Toronto Is The Fastest-Growing City In U.S. And Canada, And That’s Not Good


Saturday, June 1st, 2019

The city’s “stunning” growth has a downside

Daniel Tencer
other

Torontonians could find themselves “doubling up” on housing with friends or relatives in the coming years as the city’s breakneck population growth outstrips the supply of new housing, an urban planning expert is warning.

In an analysis published online this week, researchers Frank Clayton and Eva Shi of Ryerson University’s Centre for Urban Research and Land Development found that Toronto is the fastest-growing city in the U.S. or Canada, and by a long shot. The city added more than 77,000 net new residents in the year ending in July, 2018, more than three times as many people as the next municipality, Phoenix, Ariz.

The researchers describe this rate of growth as “stunning.”

Looking at metro areas, Greater Toronto had the second-fastest population growth, behind only Dallas-Fort Worth. Greater Montreal was the sixth-fastest growing metro.

But while that may look like success from some perspectives, it means the city is risking a serious housing crisis, study co-author Frank Clayton said.

The region may see a repeat of the situation from the early 1990s, when developers pulled back on home construction amid falling house prices, but the population kept growing.

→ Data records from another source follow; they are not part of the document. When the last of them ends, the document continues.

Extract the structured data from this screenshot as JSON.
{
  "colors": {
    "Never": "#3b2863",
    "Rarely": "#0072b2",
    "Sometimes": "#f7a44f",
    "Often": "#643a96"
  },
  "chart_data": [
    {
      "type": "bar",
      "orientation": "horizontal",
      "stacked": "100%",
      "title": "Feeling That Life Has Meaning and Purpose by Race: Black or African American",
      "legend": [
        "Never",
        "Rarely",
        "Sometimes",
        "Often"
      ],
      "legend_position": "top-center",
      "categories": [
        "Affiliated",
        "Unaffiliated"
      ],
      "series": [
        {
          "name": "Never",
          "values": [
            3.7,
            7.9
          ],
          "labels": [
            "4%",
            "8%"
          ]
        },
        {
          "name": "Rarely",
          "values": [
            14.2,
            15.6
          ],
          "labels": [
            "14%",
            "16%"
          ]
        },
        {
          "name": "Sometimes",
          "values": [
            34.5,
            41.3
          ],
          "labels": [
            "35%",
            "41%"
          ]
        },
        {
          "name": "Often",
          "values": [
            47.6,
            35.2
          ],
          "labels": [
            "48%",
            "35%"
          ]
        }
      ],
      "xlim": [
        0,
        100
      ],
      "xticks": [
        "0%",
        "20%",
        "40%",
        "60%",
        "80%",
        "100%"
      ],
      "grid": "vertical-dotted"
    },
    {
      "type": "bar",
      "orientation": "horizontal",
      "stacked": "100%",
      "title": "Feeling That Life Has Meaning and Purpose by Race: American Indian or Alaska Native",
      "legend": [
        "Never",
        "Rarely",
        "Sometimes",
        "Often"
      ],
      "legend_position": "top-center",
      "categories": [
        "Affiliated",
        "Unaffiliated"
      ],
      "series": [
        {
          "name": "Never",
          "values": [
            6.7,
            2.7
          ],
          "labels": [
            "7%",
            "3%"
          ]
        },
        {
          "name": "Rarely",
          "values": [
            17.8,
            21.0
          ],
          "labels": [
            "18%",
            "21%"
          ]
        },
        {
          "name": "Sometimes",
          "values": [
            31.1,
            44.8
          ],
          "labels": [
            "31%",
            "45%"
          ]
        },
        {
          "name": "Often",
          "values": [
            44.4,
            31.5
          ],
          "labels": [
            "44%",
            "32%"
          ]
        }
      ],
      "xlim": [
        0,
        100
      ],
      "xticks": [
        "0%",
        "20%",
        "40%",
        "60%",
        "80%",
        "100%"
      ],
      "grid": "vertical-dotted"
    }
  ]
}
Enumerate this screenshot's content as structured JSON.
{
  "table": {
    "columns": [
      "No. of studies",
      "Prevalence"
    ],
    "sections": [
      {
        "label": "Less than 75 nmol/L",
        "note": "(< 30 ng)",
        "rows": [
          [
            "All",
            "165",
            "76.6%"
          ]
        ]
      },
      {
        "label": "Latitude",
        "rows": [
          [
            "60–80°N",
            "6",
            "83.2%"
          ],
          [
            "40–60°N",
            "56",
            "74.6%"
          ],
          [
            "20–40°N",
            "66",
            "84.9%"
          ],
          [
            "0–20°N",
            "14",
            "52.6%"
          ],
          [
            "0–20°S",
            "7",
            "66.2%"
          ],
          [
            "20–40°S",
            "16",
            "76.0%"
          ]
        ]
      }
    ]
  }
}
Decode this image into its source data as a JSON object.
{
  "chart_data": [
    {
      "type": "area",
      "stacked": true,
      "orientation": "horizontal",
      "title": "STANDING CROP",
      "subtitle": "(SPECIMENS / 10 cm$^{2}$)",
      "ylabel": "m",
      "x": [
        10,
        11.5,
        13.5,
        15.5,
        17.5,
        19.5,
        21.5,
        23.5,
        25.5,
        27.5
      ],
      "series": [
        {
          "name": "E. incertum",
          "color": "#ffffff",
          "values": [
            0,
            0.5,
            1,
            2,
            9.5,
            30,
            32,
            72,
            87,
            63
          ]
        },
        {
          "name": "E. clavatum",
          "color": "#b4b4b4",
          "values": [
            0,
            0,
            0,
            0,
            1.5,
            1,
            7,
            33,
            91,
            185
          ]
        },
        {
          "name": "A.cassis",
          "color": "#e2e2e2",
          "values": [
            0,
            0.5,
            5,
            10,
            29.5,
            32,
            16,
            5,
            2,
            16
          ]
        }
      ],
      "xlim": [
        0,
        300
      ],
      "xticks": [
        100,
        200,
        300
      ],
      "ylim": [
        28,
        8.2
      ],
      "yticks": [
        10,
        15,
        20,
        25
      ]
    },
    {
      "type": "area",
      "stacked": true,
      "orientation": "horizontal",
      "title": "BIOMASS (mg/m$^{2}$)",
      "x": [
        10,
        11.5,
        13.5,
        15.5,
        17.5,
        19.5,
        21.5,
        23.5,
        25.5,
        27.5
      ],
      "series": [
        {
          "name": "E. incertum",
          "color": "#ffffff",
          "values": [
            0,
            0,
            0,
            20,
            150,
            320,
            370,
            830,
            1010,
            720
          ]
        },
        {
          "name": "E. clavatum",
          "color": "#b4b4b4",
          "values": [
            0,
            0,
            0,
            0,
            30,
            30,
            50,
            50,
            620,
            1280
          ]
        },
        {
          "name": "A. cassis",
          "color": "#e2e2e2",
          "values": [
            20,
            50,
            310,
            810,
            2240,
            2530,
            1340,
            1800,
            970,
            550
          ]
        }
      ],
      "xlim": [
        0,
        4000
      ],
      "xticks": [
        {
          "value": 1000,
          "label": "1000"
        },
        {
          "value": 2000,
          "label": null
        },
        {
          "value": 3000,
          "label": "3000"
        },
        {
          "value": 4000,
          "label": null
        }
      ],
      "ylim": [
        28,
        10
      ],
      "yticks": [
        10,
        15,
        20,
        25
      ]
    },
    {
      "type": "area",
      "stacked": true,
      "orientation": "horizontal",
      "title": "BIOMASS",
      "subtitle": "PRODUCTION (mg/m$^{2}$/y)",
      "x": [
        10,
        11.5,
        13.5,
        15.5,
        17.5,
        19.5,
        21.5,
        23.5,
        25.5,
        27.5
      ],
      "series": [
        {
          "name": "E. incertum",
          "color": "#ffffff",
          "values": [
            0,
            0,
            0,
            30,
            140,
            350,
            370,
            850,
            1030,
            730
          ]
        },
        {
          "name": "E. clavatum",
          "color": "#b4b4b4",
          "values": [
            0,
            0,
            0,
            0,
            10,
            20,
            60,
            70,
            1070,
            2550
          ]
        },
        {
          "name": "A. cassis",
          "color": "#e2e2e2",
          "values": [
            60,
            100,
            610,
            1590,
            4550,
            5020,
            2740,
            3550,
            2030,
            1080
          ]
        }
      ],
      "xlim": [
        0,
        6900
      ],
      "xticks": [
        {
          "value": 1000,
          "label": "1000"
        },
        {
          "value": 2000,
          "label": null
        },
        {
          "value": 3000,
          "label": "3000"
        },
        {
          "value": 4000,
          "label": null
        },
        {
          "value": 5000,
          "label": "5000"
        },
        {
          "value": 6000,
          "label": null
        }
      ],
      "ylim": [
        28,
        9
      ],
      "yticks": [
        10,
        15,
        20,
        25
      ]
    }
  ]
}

People found themselves “doubling up” or “tripling up” on housing, often with more than one generation of family living in a single home, Clayton said.

That effect could be particularly strong today, given that younger Canadians are already increasingly living with their parents. 

“In the ’90s, immigration was very strong but it wasn’t showing up in the housing demand numbers,” Clayton, a real estate and urban economist, told HuffPost Canada by phone.

As is the case now, affordability was at multi-year lows. But unlike today, the economy was shrinking in the early 1990s, with the region losing some 200,000 jobs amidst a North American recession. Interest rates were high, making mortgages prohibitively expensive. The result was that developers couldn’t unload empty condos even as residents were forced into shared housing.

Today’s home sales slowdown could result in something similar. Data from Canada Mortgage and Housing Corp. shows developers are reacting to the slowdown by cutting back on new construction.